Published : 14 May 2026, 01:46 AM
Karim Mia left his village in Narsingdi’s Shibpur 12 years ago, hoping labour abroad would lift his family out of hardship. Instead, war reached the place where he had built a fragile life -- and, according to his family, ended it.
The middle-aged Bangladeshi worker, employed at a grocery shop in Lebanon, is believed to have been killed late Monday night when an Israeli drone struck his residence in Nabatieh’s Mayfadoun in southern Lebanon.
His death has not been officially confirmed, as his body has not yet been identified.
The Bangladesh Embassy in Beirut said in a statement on Tuesday that it had learned through different sources of the deaths of two Bangladeshis, including Karim and another migrant worker from Satkhira.
However, it added that identification of the bodies had not been possible, and confirmation was still pending as local contacts were being pursued.
Earlier, both men had been reported missing by the embassy. Their families were informed of their presumed deaths on Tuesday night.
A wider escalation across West Asia has already claimed the lives of at least 10 Bangladeshi nationals in different countries, including five in Lebanon, two each in the United Arab Emirates and Saudi Arabia, and one in Bahrain.

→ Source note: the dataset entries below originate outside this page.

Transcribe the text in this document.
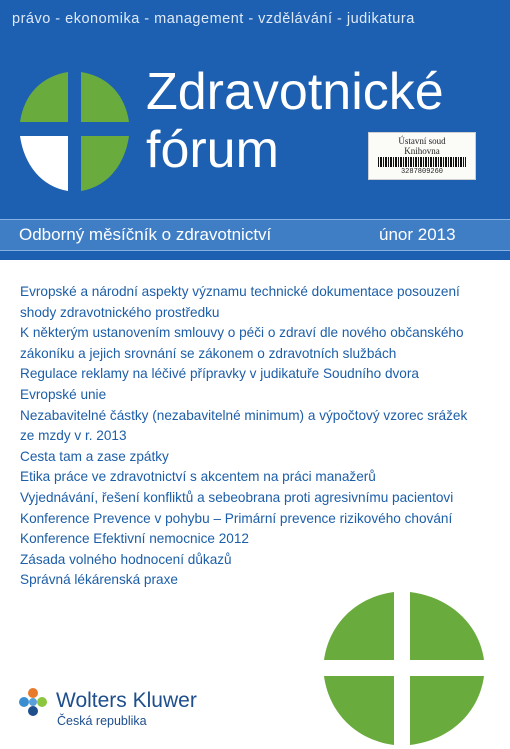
právo - ekonomika - management - vzdělávání - judikatura
Zdravotnické
fórum	Ústavní soud
Knihovna
3287809260
Odborný měsíčník o zdravotnictví	únor 2013
Evropské a národní aspekty významu technické dokumentace posouzení
shody zdravotnického prostředku
K některým ustanovením smlouvy o péči o zdraví dle nového občanského
zákoníku a jejich srovnání se zákonem o zdravotních službách
Regulace reklamy na léčivé přípravky v judikatuře Soudního dvora
Evropské unie
Nezabavitelné částky (nezabavitelné minimum) a výpočtový vzorec srážek
ze mzdy v r. 2013
Cesta tam a zase zpátky
Etika práce ve zdravotnictví s akcentem na práci manažerů
Vyjednávání, řešení konfliktů a sebeobrana proti agresivnímu pacientovi
Konference Prevence v pohybu – Primární prevence rizikového chování
Konference Efektivní nemocnice 2012
Zásada volného hodnocení důkazů
Správná lékárenská praxe
Wolters Kluwer
Česká republika
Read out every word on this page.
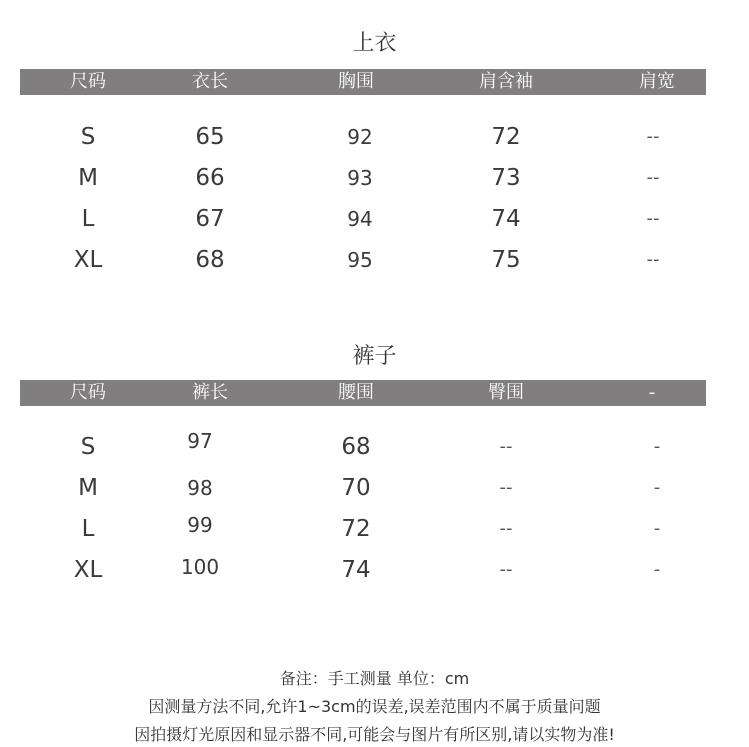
上衣
尺码	衣长	胸围	肩含袖	肩宽
S	65	92	72	--
M	66	93	73	--
L	67	94	74	--
XL	68	95	75	--
裤子
尺码	裤长	腰围	臀围	-
S	97	68	--	-
M	98	70	--	-
L	99	72	--	-
XL	100	74	--	-
备注：手工测量 单位：cm
因测量方法不同,允许1~3cm的误差,误差范围内不属于质量问题
因拍摄灯光原因和显示器不同,可能会与图片有所区别,请以实物为准!
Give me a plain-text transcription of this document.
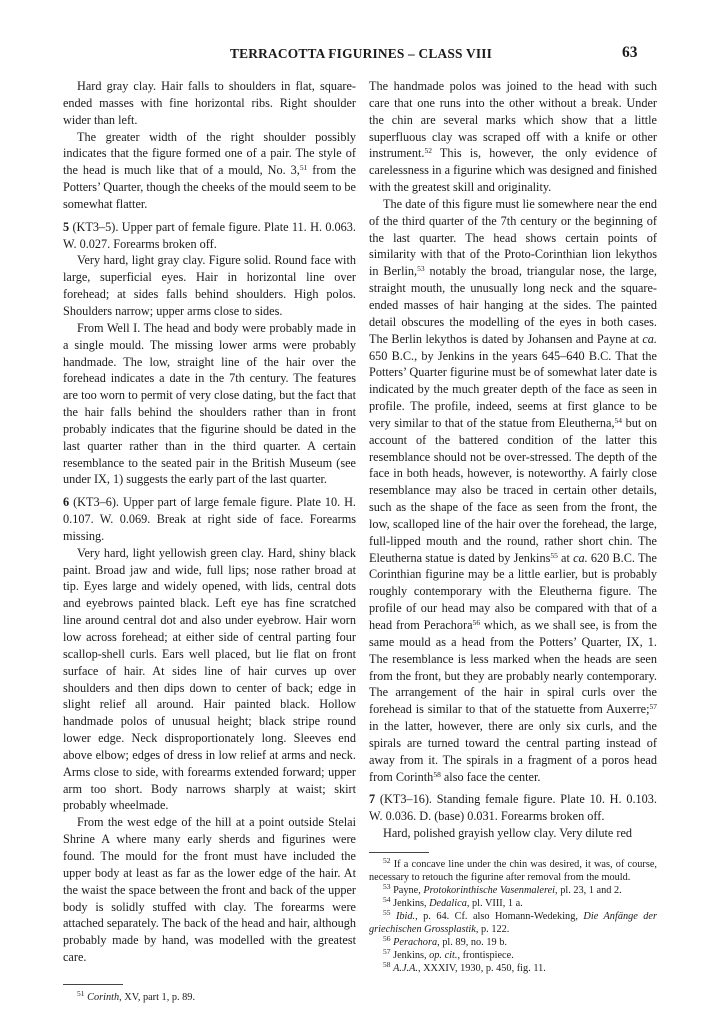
TERRACOTTA FIGURINES – CLASS VIII	63

Hard gray clay. Hair falls to shoulders in flat, square-ended masses with fine horizontal ribs. Right shoulder wider than left.

The greater width of the right shoulder possibly indicates that the figure formed one of a pair. The style of the head is much like that of a mould, No. 3,51 from the Potters’ Quarter, though the cheeks of the mould seem to be somewhat flatter.

5 (KT3–5). Upper part of female figure. Plate 11. H. 0.063. W. 0.027. Forearms broken off.

Very hard, light gray clay. Figure solid. Round face with large, superficial eyes. Hair in horizontal line over forehead; at sides falls behind shoulders. High polos. Shoulders narrow; upper arms close to sides.

From Well I. The head and body were probably made in a single mould. The missing lower arms were probably handmade. The low, straight line of the hair over the forehead indicates a date in the 7th century. The features are too worn to permit of very close dating, but the fact that the hair falls behind the shoulders rather than in front probably indicates that the figurine should be dated in the last quarter rather than in the third quarter. A certain resemblance to the seated pair in the British Museum (see under IX, 1) suggests the early part of the last quarter.

6 (KT3–6). Upper part of large female figure. Plate 10. H. 0.107. W. 0.069. Break at right side of face. Forearms missing.

Very hard, light yellowish green clay. Hard, shiny black paint. Broad jaw and wide, full lips; nose rather broad at tip. Eyes large and widely opened, with lids, central dots and eyebrows painted black. Left eye has fine scratched line around central dot and also under eyebrow. Hair worn low across forehead; at either side of central parting four scallop-shell curls. Ears well placed, but lie flat on front surface of hair. At sides line of hair curves up over shoulders and then dips down to center of back; edge in slight relief all around. Hair painted black. Hollow handmade polos of unusual height; black stripe round lower edge. Neck disproportionately long. Sleeves end above elbow; edges of dress in low relief at arms and neck. Arms close to side, with forearms extended forward; upper arm too short. Body narrows sharply at waist; skirt probably wheelmade.

From the west edge of the hill at a point outside Stelai Shrine A where many early sherds and figurines were found. The mould for the front must have included the upper body at least as far as the lower edge of the hair. At the waist the space between the front and back of the upper body is solidly stuffed with clay. The forearms were attached separately. The back of the head and hair, although probably made by hand, was modelled with the greatest care.

$^{51}$ Corinth, XV, part 1, p. 89.

The handmade polos was joined to the head with such care that one runs into the other without a break. Under the chin are several marks which show that a little superfluous clay was scraped off with a knife or other instrument.$^{52}$ This is, however, the only evidence of carelessness in a figurine which was designed and finished with the greatest skill and originality.

The date of this figure must lie somewhere near the end of the third quarter of the 7th century or the beginning of the last quarter. The head shows certain points of similarity with that of the Proto-Corinthian lion lekythos in Berlin,$^{53}$ notably the broad, triangular nose, the large, straight mouth, the unusually long neck and the square-ended masses of hair hanging at the sides. The painted detail obscures the modelling of the eyes in both cases. The Berlin lekythos is dated by Johansen and Payne at ca. 650 B.C., by Jenkins in the years 645–640 B.C. That the Potters’ Quarter figurine must be of somewhat later date is indicated by the much greater depth of the face as seen in profile. The profile, indeed, seems at first glance to be very similar to that of the statue from Eleutherna,$^{54}$ but on account of the battered condition of the latter this resemblance should not be over-stressed. The depth of the face in both heads, however, is noteworthy. A fairly close resemblance may also be traced in certain other details, such as the shape of the face as seen from the front, the low, scalloped line of the hair over the forehead, the large, full-lipped mouth and the round, rather short chin. The Eleutherna statue is dated by Jenkins$^{55}$ at ca. 620 B.C. The Corinthian figurine may be a little earlier, but is probably roughly contemporary with the Eleutherna figure. The profile of our head may also be compared with that of a head from Perachora$^{56}$ which, as we shall see, is from the same mould as a head from the Potters’ Quarter, IX, 1. The resemblance is less marked when the heads are seen from the front, but they are probably nearly contemporary. The arrangement of the hair in spiral curls over the forehead is similar to that of the statuette from Auxerre;$^{57}$ in the latter, however, there are only six curls, and the spirals are turned toward the central parting instead of away from it. The spirals in a fragment of a poros head from Corinth$^{58}$ also face the center.

7 (KT3–16). Standing female figure. Plate 10. H. 0.103. W. 0.036. D. (base) 0.031. Forearms broken off.

Hard, polished grayish yellow clay. Very dilute red

$^{52}$ If a concave line under the chin was desired, it was, of course, necessary to retouch the figurine after removal from the mould.

$^{53}$ Payne, Protokorinthische Vasenmalerei, pl. 23, 1 and 2.

$^{54}$ Jenkins, Dedalica, pl. VIII, 1 a.

$^{55}$ Ibid., p. 64. Cf. also Homann-Wedeking, Die Anfänge der griechischen Grossplastik, p. 122.

$^{56}$ Perachora, pl. 89, no. 19 b.

$^{57}$ Jenkins, op. cit., frontispiece.

$^{58}$ A.J.A., XXXIV, 1930, p. 450, fig. 11.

Karim, the second son of Kazem Ali and Moya Begum of Haronkhola village in Dulalpur Union, is survived by his wife Sharifa Begum, a 13-year-old son and a 1 and a half-year-old daughter.
He spoke almost daily with his family, often trying to reassure them despite growing anxiety as conflict spread across the region.
His final conversation came on Saturday night, when he told his wife he believed the war might end within a week.
“War will end, don’t worry,” he had told her.
On Monday morning, a man called his wife and asked: “Are you Karim’s wife?” Moments later came the devastating message that he was no longer alive.
The news cast a pall of grief across his village, where relatives and neighbours gathered in shock. His elderly mother has been largely speechless since hearing the news.
His family has appealed to the government to repatriate his body, though the embassy says it has not yet been able to locate or identify the remains.